Week 5: 3D Scanning and Printing

Group Assignment(s) for this week

Test the design rules for your 3D printer(s)
Document your work on the group work page and reflect on your individual page what you learned about characteristics of your printer(s)

Getting Started

For our group work, we printed and measured a3D print from Thingiverse that includes a bunch of different tests for various design rules for the printer. The object looks like this:

We printed the object out on a Prusa Mk3S at 0.15 mm layer thickness, Quality mode, 30% infill.

We did the following tests:

Nut test: a 4mm nut should fit perfectly in the hex hole.
Result: just a little tight but almost perfect

Hole size: we measured the diameter of the test piece's holes using digital calipers, and double-checked by passing metric bolts through them.
Results:

Design size (mm)	Actual size (mm)	notes
5 mm	4.85 mm
4 mm	3.73 mm	an M4 bolt doesn't fit
3 mm	2.86 mm	an M3 bolt really doesn't fit

Slit size: the model includes narrow slots from 0.1-0.7 mm width.
Results: the 0.1 mm slot is completely closed up. The "0.2 mm" slot fits 1.5-2 sheets of paper. Measuring the thickness of the paper, we conclude that the 0.2 mm slot is just a bit less than 0.19 mm wide.

Z-height: the model includes thin vertical steps ranging from 0.1 to 1.1 mm in thickness.
Results: we measured the thinnest step to have a thickness of 0.24 mm, more than twice as thick as designed. The second step was 0.38 mm thick, and the third was 0.6. However, because our layer thickness was 0.15 mm, some of the steps didn't print at all: the third step we measured is probably the fifth step in the design. Our printer probably also has some slight first-layer calibration problems that make the first layer a bit thicker than it should be.

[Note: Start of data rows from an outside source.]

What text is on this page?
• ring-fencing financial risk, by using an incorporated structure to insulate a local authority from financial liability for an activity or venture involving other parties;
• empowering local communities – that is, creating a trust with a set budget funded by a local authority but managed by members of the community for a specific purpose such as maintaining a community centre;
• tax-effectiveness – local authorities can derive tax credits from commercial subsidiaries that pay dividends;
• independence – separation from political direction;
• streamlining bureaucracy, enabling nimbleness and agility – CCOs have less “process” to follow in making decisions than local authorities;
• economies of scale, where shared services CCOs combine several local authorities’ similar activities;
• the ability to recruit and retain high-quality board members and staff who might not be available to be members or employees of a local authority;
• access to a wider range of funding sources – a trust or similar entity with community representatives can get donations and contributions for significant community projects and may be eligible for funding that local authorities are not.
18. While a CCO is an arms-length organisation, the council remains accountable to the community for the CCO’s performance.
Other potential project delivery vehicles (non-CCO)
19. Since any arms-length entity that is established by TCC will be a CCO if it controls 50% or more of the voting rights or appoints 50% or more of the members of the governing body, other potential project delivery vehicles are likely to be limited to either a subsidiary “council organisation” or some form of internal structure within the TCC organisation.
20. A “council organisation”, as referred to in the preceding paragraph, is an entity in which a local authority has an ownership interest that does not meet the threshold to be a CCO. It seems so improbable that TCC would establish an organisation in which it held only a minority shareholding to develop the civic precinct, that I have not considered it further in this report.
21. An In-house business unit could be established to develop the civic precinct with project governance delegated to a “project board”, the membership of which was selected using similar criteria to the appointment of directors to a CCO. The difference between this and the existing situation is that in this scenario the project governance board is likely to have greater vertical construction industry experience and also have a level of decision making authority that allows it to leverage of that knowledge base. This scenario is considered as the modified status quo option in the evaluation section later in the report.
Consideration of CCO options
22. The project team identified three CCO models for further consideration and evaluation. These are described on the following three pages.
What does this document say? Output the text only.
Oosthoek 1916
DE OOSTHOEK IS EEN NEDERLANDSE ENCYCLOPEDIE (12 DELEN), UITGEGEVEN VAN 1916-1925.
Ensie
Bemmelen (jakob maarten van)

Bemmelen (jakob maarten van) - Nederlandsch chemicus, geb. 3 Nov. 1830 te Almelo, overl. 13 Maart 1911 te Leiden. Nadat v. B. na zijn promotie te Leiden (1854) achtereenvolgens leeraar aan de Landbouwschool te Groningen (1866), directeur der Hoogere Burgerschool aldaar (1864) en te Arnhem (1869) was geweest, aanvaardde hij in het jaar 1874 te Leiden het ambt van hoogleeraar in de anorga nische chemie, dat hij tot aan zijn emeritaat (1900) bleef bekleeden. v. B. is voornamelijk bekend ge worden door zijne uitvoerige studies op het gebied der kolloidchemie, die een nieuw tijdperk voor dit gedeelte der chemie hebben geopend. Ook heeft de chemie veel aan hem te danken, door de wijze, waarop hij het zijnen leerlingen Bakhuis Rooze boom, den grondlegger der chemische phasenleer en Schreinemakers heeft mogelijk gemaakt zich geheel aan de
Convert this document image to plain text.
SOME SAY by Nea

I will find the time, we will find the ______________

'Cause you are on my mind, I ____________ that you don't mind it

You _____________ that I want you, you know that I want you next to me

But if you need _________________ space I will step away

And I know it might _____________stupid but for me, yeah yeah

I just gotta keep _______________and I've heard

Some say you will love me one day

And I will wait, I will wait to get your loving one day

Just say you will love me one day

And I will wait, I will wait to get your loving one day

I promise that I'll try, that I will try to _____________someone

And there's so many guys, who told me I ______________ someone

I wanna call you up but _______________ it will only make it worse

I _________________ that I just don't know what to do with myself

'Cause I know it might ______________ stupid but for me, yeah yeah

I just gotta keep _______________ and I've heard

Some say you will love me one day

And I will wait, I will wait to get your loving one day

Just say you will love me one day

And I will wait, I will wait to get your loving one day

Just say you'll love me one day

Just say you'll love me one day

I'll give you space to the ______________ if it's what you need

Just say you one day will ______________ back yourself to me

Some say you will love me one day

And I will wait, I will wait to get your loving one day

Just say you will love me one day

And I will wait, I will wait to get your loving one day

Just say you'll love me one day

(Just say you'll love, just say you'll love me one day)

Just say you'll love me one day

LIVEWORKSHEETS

Bridge test: the model includes thin "bridges" up to 16 mm long, supported at both ends.
Results: our Prusa was able to print these just fine with no problems.
Overhang angle: the model includes tilted blocks at increasingly steep angles.
Results: We had no problems printing a 60° overhang angle, but the 65° overhang had some problems. Weirdly the 70° overhang looked okay, probably because the overhang distance was shorter.
Overall size of the model should be 100mm x 100mm.
Results: for our first measurement, we were shocked to find the actual size of the hexagon was 92.2 mm across from edge to edge. But the Thingiverse documentation was misleading: 100 mm is actually the corner-to-corner distance. We re-measured from corner to corner and got 99.5

Spike test: The model includes a vertical spike that should be 21mm tall.
Result: the spike is actually only 12.8 mm. (The top of the spike is too thin and doesn’t get printed.)
Thinnest vertical walls: these are designed to be 0.1, 0.2, 0.3, …. 0.7 mm.
Result: actually all of these structures are 0.37 mm thick, except for the last one which is 0.7 mm. This is because our printer's nozzle is 0.4 mm thick, so the walls end up one strand of plastic wide, or two.

Conclusions

After measuring the bolts with the calipers my group found out the holes come out slightly too small for the bolts.
After we measured the model by its overhang angle, we found that it can't reliably overhang more than 60 degrees because of how we encountered a problem with the angle of 65 degrees.
We can't print structures thinner than layer thickness (0.15 in this test) or narrower than width of nozzle (0.4 mm for us) because of how some of the steps weren't fully printed on the model.
The very thin structures were generally unreliable because of how difficult it was to measure.